Robert Cray speaks out on latest CD
Since he arrived on the national scene with the 1980 CD, "Who's Been Talkin','' Robert Cray practically has been synonymous with writing perceptive and mature songs about relationships — with the temptations to stray from a lover and the damage that this causes being notable themes.
So it's surprising to hear Cray open his latest CD, "Time Will Tell," with "Survivor," a song that offers a strong anti-war message that has grown even more timely against the backdrop of the war with Iraq.

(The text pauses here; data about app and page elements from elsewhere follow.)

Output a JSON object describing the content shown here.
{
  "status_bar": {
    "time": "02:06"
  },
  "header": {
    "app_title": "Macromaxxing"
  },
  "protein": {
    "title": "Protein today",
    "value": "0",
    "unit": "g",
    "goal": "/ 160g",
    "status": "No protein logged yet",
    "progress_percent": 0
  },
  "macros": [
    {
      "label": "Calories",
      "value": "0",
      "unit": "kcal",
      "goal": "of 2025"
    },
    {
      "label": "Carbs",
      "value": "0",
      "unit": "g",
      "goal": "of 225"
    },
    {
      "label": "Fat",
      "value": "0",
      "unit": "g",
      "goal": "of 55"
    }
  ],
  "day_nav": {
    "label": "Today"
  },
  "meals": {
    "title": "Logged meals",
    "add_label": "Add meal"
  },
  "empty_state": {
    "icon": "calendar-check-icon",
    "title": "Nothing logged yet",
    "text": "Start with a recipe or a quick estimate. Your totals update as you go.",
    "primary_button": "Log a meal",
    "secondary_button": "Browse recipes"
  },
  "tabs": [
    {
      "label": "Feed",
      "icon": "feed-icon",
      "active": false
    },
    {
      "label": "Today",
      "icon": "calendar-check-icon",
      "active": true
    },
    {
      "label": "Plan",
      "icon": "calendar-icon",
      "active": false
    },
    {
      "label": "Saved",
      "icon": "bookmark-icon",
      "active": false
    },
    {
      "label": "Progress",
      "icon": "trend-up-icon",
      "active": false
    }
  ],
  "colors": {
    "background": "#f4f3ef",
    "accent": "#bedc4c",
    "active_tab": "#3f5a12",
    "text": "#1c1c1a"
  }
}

That theme reappears later on the CD with "Distant Shore," another anti-war tune written by Jim Pugh, Cray's longtime keyboardist.
At a time when the Dixie Chicks, Pearl Jam, Steve Earle and John Mellencamp have faced backlashes ranging from severe — for the Dixie Chicks — to mild — so far for Mellencamp's "To Washington" — raising questions about American foreign policy can be a risky venture for musicians.

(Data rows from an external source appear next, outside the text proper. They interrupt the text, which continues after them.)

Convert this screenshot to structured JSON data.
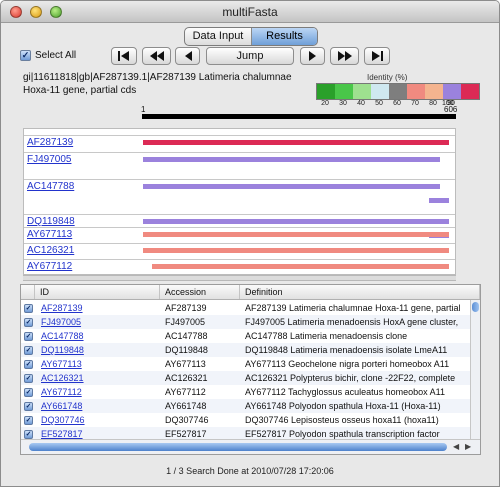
{
  "window": {
    "title": "multiFasta"
  },
  "tabs": [
    {
      "label": "Data Input",
      "selected": false
    },
    {
      "label": "Results",
      "selected": true
    }
  ],
  "toolbar": {
    "select_all_label": "Select All",
    "select_all_checked": true,
    "jump_label": "Jump"
  },
  "sequence": {
    "line1": "gi|11611818|gb|AF287139.1|AF287139 Latimeria chalumnae",
    "line2": "Hoxa-11 gene, partial cds"
  },
  "legend": {
    "title": "Identity (%)",
    "swatches": [
      {
        "label": "20",
        "color": "#2aa02a"
      },
      {
        "label": "30",
        "color": "#49c649"
      },
      {
        "label": "40",
        "color": "#9ee08f"
      },
      {
        "label": "50",
        "color": "#cfe8f0"
      },
      {
        "label": "60",
        "color": "#7e7e7e"
      },
      {
        "label": "70",
        "color": "#f08a80"
      },
      {
        "label": "80",
        "color": "#f4b48f"
      },
      {
        "label": "90",
        "color": "#9b82dd"
      },
      {
        "label": "100",
        "color": "#dc2a55"
      }
    ]
  },
  "ruler": {
    "start": "1",
    "end": "606"
  },
  "alignment": {
    "rows": [
      {
        "label": "AF287139",
        "color": "#dc2a55",
        "bars": [
          [
            0.0,
            1.0
          ]
        ]
      },
      {
        "label": "FJ497005",
        "color": "#9b82dd",
        "bars": [
          [
            0.0,
            0.97
          ]
        ]
      },
      {
        "label": "AC147788",
        "color": "#9b82dd",
        "bars": [
          [
            0.0,
            0.97
          ],
          [
            0.935,
            1.0
          ]
        ]
      },
      {
        "label": "DQ119848",
        "color": "#9b82dd",
        "bars": [
          [
            0.0,
            1.0
          ],
          [
            0.935,
            1.0
          ]
        ]
      },
      {
        "label": "AY677113",
        "color": "#f08a80",
        "bars": [
          [
            0.0,
            1.0
          ]
        ]
      },
      {
        "label": "AC126321",
        "color": "#f08a80",
        "bars": [
          [
            0.0,
            1.0
          ]
        ]
      },
      {
        "label": "AY677112",
        "color": "#f08a80",
        "bars": [
          [
            0.03,
            1.0
          ],
          [
            0.03,
            1.0
          ]
        ]
      },
      {
        "label": "AY677112",
        "color": "#f08a80",
        "bars": [
          [
            0.03,
            1.0
          ]
        ]
      }
    ]
  },
  "table": {
    "columns": [
      "ID",
      "Accession",
      "Definition"
    ],
    "rows": [
      {
        "id": "AF287139",
        "accession": "AF287139",
        "definition": "AF287139 Latimeria chalumnae Hoxa-11 gene, partial",
        "checked": true
      },
      {
        "id": "FJ497005",
        "accession": "FJ497005",
        "definition": "FJ497005 Latimeria menadoensis HoxA gene cluster,",
        "checked": true
      },
      {
        "id": "AC147788",
        "accession": "AC147788",
        "definition": "AC147788 Latimeria menadoensis clone",
        "checked": true
      },
      {
        "id": "DQ119848",
        "accession": "DQ119848",
        "definition": "DQ119848 Latimeria menadoensis isolate LmeA11",
        "checked": true
      },
      {
        "id": "AY677113",
        "accession": "AY677113",
        "definition": "AY677113 Geochelone nigra porteri homeobox A11",
        "checked": true
      },
      {
        "id": "AC126321",
        "accession": "AC126321",
        "definition": "AC126321 Polypterus bichir, clone -22F22, complete",
        "checked": true
      },
      {
        "id": "AY677112",
        "accession": "AY677112",
        "definition": "AY677112 Tachyglossus aculeatus homeobox A11",
        "checked": true
      },
      {
        "id": "AY661748",
        "accession": "AY661748",
        "definition": "AY661748 Polyodon spathula Hoxa-11 (Hoxa-11)",
        "checked": true
      },
      {
        "id": "DQ307746",
        "accession": "DQ307746",
        "definition": "DQ307746 Lepisosteus osseus hoxa11 (hoxa11)",
        "checked": true
      },
      {
        "id": "EF527817",
        "accession": "EF527817",
        "definition": "EF527817 Polyodon spathula transcription factor",
        "checked": true
      }
    ]
  },
  "status": "1 / 3   Search Done at 2010/07/28 17:20:06"
}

But Cray is willing to pay the price if either song puts him on the hot seat.
"Whatever happens, happens," he said. "That's the way this band has always been. We play what we do. And this (the topical side of the group) happens to be something nobody's seen before, but it's who we are."
In talking to the 50-year-old guitarist, it quickly became clear how passionately he feels about the risks involved with the Iraq war.
"I just had to put what I did in the song," he said of "Survivor." "It was just inside. I've just been so pissed. My wife and I, we'd talk about it all the time. It would be a topic of conversation on the news. I'd listen to news radio. And I read the paper all the time. It's undeniable."
"Survivor" starts out as a message of personal perseverance, but by the third verse, Cray shifts the lyrics toward a global outlook, focusing on the risks of the war in the Middle East with the line "You're trying to change a world you don't understand."
Although this interview was conducted well before the scandal over prisoner abuse in Iraq became public, Cray clearly anticipated the difficulties that have surfaced recently in Iraq.
"My feeling is like we have to be careful," Cray said. "We're opening up a can of worms. And so that's where I was coming with that. It's this whole thing where it's like we've alienated half of the world by going in and doing this war. I don't think it's going to happen just like the map (for peace), like they want it to ... I think that everybody needs to sit down and reconsider and find out the root reasons for all of this instead of going in for other reasons."
The topical side of the Robert Cray Band — which besides Cray and Pugh includes drummer Kevin Hayes and bassist Karl Sevareid — isn't the only fresh dimension to "Time Will Tell'' as the CD also explores some new musical territory for the Grammy-winning guitarist and his group.
While Cray's familiar blend of blues and soul is still a prominent part of "Time Will Tell" on songs such as the gritty and vaguely spooky "Back Door Slam," the spunky horn-spiced "Your Pal" and the smooth ballad "I Didn't Know," the CD also features some of Cray's most experimental material. "Survivor," mixes a Caribbean beat with a bluesy vibe and a rolling piano line from Pugh. "Distant Shore" also has a world beat dimension with its Latin rhythm and percolating organ.
Another bold tune is Pugh's "Up In the Sky," a gorgeous string-laden ballad that merges pop with Middle Eastern tones provided by Cray playing sitar.
On the whole, Cray said he thinks the new CD is the most diverse of the 12 CDs he's released over the course of his career.
"I think we've stepped out in the past, but no, not like on 'Time Will Tell,'" Cray said. "When you look at something like 'Up In the Sky,' which is a song written by our keyboard player, Jim Pugh, it's a great song. And what we did on this record was just to have fun."
Cray said the musical experiments on "Time Will Tell" didn't happen because he believed the group needed to shake up its sound. But he said the fact that his previous two CDs, "Take Your Shoes Off" — a 1999 Grammy-winning release — and "Shoulda Been Home" (2001), had been largely overlooked, helped foster an anything-goes attitude with the "Time Will Tell" project.
"I think that there was probably a little disappointment from the fact that the last two records, one of which was Grammy material, and you know, nothing really happened with them," Cray said. "... I think the frustration because of the fact that not many people heard the last two records, we just decided we'd just go in, do what we do and just have at it.''
The Robert Cray Band plays today — July 8 — at Mississippi Nights, 914 N. First St. Tickets for the 8 p.m. show cost $26.50.